Inconsistent batches (multiple
embedding_type_idvalues) trigger aValueError.Each storage operation logs whether a dataset was created or skipped.
Dependencies¶
Public API¶
SequenceEmbedder.enqueue()Read FASTA, batch sequences, and enqueue per-model tasks with all configured layers.
SequenceEmbedder.process()Load the appropriate model/tokenizer/module, embed a batch, and return records.
SequenceEmbedder.store_entry()Persist per-layer embeddings and metadata into
embeddings.h5.
Intended Use¶
This module is the first stage in an embedding-driven functional annotation pipeline. Downstream consumers typically perform similarity search, annotation transfer, or clustering using the stored embeddings.
- class fantasia.src.embedder.SequenceEmbedder(*args: Any, **kwargs: Any)¶
Bases:
SequenceEmbeddingManagerHigh-throughput computation of protein sequence embeddings from FASTA input.
The
SequenceEmbedderorchestrates model loading, batching, optional sequence truncation, and storage of per-layer embeddings into HDF5. It supports multiple embedding models in parallel and produces structured outputs suitable for downstream similarity search, annotation transfer, or clustering.- Parameters:
conf (dict) – Configuration dictionary with input paths, model definitions, batch sizes, and optional filters.
current_date (str) – Timestamp string for naming outputs and logs.
- fasta_path¶
Path to the input FASTA file with sequences to embed.
- Type:
str
- experiment_path¶
Directory where
embeddings.h5and logs are written.- Type:
str
- queue_batch_size¶
Number of sequences per published task message.
- Type:
int
- max_sequence_length¶
Optional truncation length (0 disables truncation).
- Type:
int
- batch_sizes¶
Per-model embedding batch sizes.
- Type:
dict
- model_instances¶
Dynamically loaded model objects, keyed by
embedding_type_id.- Type:
dict
- tokenizer_instances¶
Tokenizer objects, keyed by
embedding_type_id.- Type:
dict
- types¶
Metadata for each enabled model (e.g. thresholds, batch size, module).
- Type:
dict
- results¶
In-memory embedding results (used for aggregation/debugging).
- Type:
list
- enqueue() None¶
Read the input FASTA and enqueue all sequences for all enabled models, emitting all configured layers for each model in a single message per model.
- process(task_data)¶
Computes embeddings for a batch of protein sequences using a specific model.

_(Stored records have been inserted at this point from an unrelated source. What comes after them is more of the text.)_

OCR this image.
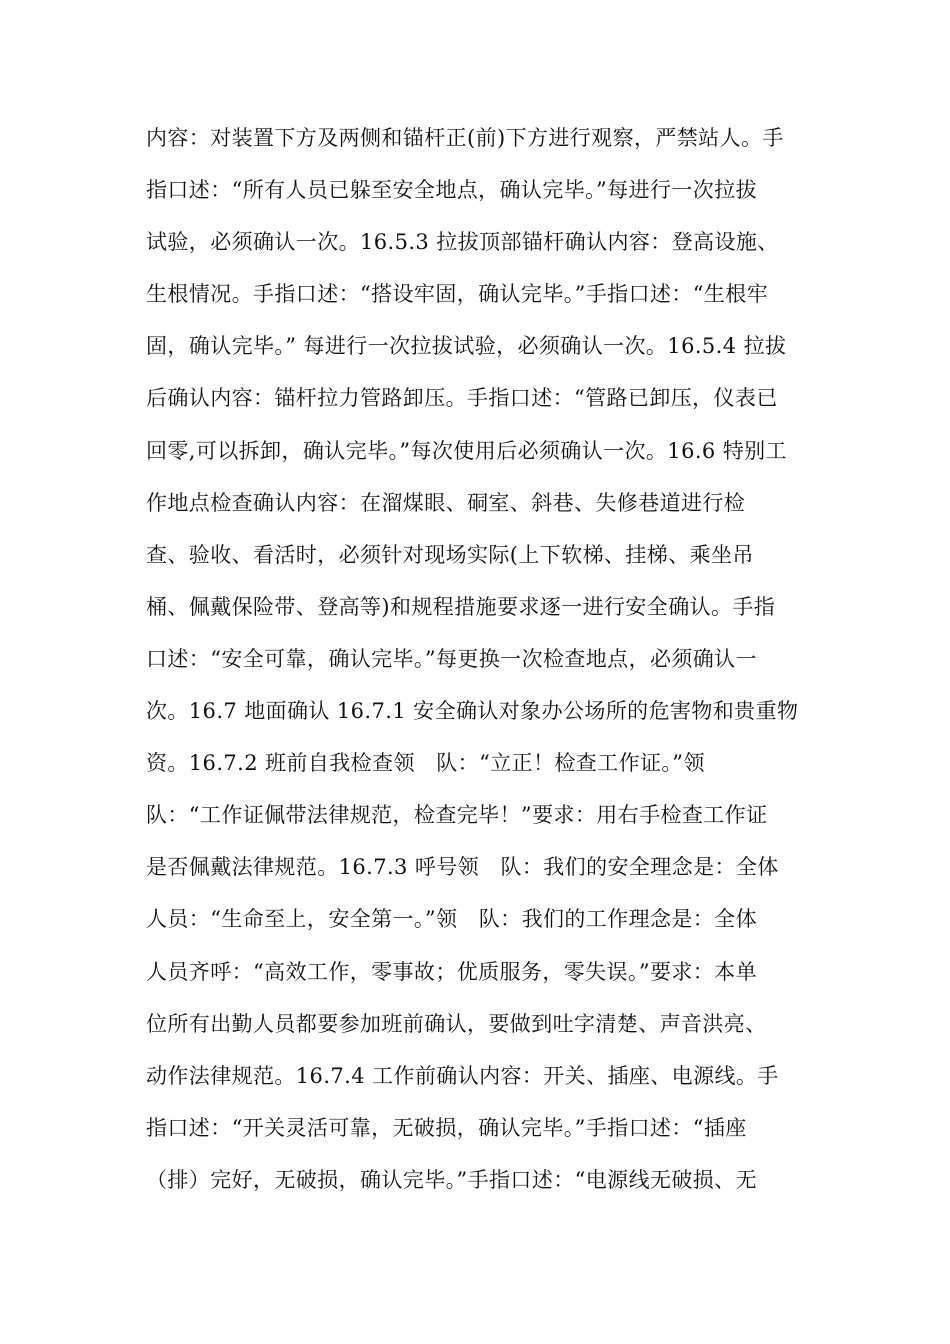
内容：对装置下方及两侧和锚杆正(前)下方进行观察，严禁站人。手
指口述：“所有人员已躲至安全地点，确认完毕。”每进行一次拉拔
试验，必须确认一次。16.5.3 拉拔顶部锚杆确认内容：登高设施、
生根情况。手指口述：“搭设牢固，确认完毕。”手指口述：“生根牢
固，确认完毕。” 每进行一次拉拔试验，必须确认一次。16.5.4 拉拔
后确认内容：锚杆拉力管路卸压。手指口述：“管路已卸压，仪表已
回零,可以拆卸，确认完毕。”每次使用后必须确认一次。16.6 特别工
作地点检查确认内容：在溜煤眼、硐室、斜巷、失修巷道进行检
查、验收、看活时，必须针对现场实际(上下软梯、挂梯、乘坐吊
桶、佩戴保险带、登高等)和规程措施要求逐一进行安全确认。手指
口述：“安全可靠，确认完毕。”每更换一次检查地点，必须确认一
次。16.7 地面确认 16.7.1 安全确认对象办公场所的危害物和贵重物
资。16.7.2 班前自我检查领　队：“立正！检查工作证。”领
队：“工作证佩带法律规范，检查完毕！”要求：用右手检查工作证
是否佩戴法律规范。16.7.3 呼号领　队：我们的安全理念是：全体
人员：“生命至上，安全第一。”领　队：我们的工作理念是：全体
人员齐呼：“高效工作，零事故；优质服务，零失误。”要求：本单
位所有出勤人员都要参加班前确认，要做到吐字清楚、声音洪亮、
动作法律规范。16.7.4 工作前确认内容：开关、插座、电源线。手
指口述：“开关灵活可靠，无破损，确认完毕。”手指口述：“插座
（排）完好，无破损，确认完毕。”手指口述：“电源线无破损、无
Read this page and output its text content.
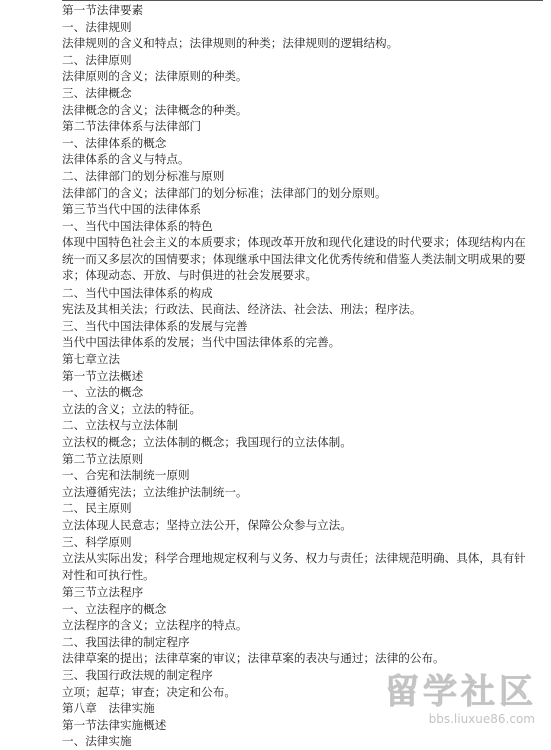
第一节法律要素
一、法律规则
法律规则的含义和特点；法律规则的种类；法律规则的逻辑结构。
二、法律原则
法律原则的含义；法律原则的种类。
三、法律概念
法律概念的含义；法律概念的种类。
第二节法律体系与法律部门
一、法律体系的概念
法律体系的含义与特点。
二、法律部门的划分标准与原则
法律部门的含义；法律部门的划分标准；法律部门的划分原则。
第三节当代中国的法律体系
一、当代中国法律体系的特色
体现中国特色社会主义的本质要求；体现改革开放和现代化建设的时代要求；体现结构内在统一而又多层次的国情要求；体现继承中国法律文化优秀传统和借鉴人类法制文明成果的要求；体现动态、开放、与时俱进的社会发展要求。
二、当代中国法律体系的构成
宪法及其相关法；行政法、民商法、经济法、社会法、刑法；程序法。
三、当代中国法律体系的发展与完善
当代中国法律体系的发展；当代中国法律体系的完善。
第七章立法
第一节立法概述
一、立法的概念
立法的含义；立法的特征。
二、立法权与立法体制
立法权的概念；立法体制的概念；我国现行的立法体制。
第二节立法原则
一、合宪和法制统一原则
立法遵循宪法；立法维护法制统一。
二、民主原则
立法体现人民意志；坚持立法公开，保障公众参与立法。
三、科学原则
立法从实际出发；科学合理地规定权利与义务、权力与责任；法律规范明确、具体，具有针对性和可执行性。
第三节立法程序
一、立法程序的概念
立法程序的含义；立法程序的特点。
二、我国法律的制定程序
法律草案的提出；法律草案的审议；法律草案的表决与通过；法律的公布。
三、我国行政法规的制定程序
立项；起草；审查；决定和公布。
第八章　法律实施
第一节法律实施概述
一、法律实施
留学社区
bbs.liuxue86.com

Each task in the batch must reference the same embedding_type_id, which is used to retrieve the appropriate model, tokenizer, and embedding module. The method delegates the actual embedding logic to the dynamically loaded module.
- Parameters:
task_data (list of dict) – A batch of embedding tasks. Each task should include: - ‘sequence’: str, amino acid sequence. - ‘accession’: str, identifier of the sequence. - ‘embedding_type_id’: str, key for the embedding model.
- Returns:
A list of embedding records. Each record includes the embedding vector, shape, accession, and embedding_type_id.
- Return type:
list of dict
- Raises:
ValueError – If the batch includes multiple embedding types.
Exception – For any other error during embedding generation.
- store_entry(results)¶
Persist per-layer embeddings into an HDF5 file using a stable, idempotent group hierarchy.